How to calculate auc or roc or auc-roc score from y_true
and y_pred
values for SINGLE CLASS in y_true
using python code.
I have checked various similar questions on stackoverflow and internet but the task is not solved or the output is not that is expected.
Here is example of y_true
and y_pred
values.
y_true = numpy.array([1,1,1])
y_pred = numpy.array([0.36,0.82,0.46])
Or,
y_true = [1,1,1]
y_pred = [0.36,0.82,0.46]
As a mention, I have checked with various built-in functions of python libraries and found that although the true-positive-rate can be found but the false-positive-rate is shown as nan or not a number.
tensorflow and/or theano and/or pytorch and/or caffe and/or sklearn and/or other python libraries or modified function of python can be used to find AUC or ROC or AUC-ROC score value from y_true of single class value 1's and y_pred predicted scores.

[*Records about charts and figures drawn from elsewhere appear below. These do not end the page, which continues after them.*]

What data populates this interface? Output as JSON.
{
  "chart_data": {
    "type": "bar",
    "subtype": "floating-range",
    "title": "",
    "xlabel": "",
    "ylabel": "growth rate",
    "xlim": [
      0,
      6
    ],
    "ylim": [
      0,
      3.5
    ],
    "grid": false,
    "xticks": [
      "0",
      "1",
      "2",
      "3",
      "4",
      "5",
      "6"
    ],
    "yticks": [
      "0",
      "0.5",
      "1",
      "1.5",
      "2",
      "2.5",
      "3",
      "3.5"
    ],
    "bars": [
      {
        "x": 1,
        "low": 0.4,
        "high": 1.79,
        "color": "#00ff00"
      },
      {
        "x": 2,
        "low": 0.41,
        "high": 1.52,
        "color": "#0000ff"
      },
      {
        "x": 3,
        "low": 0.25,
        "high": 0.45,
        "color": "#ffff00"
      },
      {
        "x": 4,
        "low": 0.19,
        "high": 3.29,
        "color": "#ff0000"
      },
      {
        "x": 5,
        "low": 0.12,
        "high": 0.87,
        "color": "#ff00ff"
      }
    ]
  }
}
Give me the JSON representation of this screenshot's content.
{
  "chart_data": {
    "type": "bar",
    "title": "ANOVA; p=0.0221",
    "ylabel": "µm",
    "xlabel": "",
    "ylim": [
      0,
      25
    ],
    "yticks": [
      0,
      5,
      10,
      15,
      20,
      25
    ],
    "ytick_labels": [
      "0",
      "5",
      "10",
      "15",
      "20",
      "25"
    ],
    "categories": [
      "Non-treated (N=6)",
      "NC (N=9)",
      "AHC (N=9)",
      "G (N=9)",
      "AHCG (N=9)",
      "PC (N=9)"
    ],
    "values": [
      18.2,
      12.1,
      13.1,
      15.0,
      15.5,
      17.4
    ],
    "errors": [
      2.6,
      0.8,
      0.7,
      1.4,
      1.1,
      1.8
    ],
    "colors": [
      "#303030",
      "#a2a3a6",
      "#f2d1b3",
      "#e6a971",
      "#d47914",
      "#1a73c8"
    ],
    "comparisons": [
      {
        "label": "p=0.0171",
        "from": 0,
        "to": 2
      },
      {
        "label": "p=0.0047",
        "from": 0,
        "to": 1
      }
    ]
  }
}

Please comment if you need more details.
If you will read about how roc auc works (https://medium.com/@penggongting/understanding-roc-auc-pros-and-cons-why-is-bier-score-a-great-supplement-c7a0c976b679 or https://developers.google.com/machine-learning/crash-course/classification/roc-and-auc) you will understand, that roc auc it's not about scoring, it's about sorting. And there is answer on your question: if you try to calculate a class with one value, how can you sort it? - nohow, you can't sort it. That's why you can't calculate it.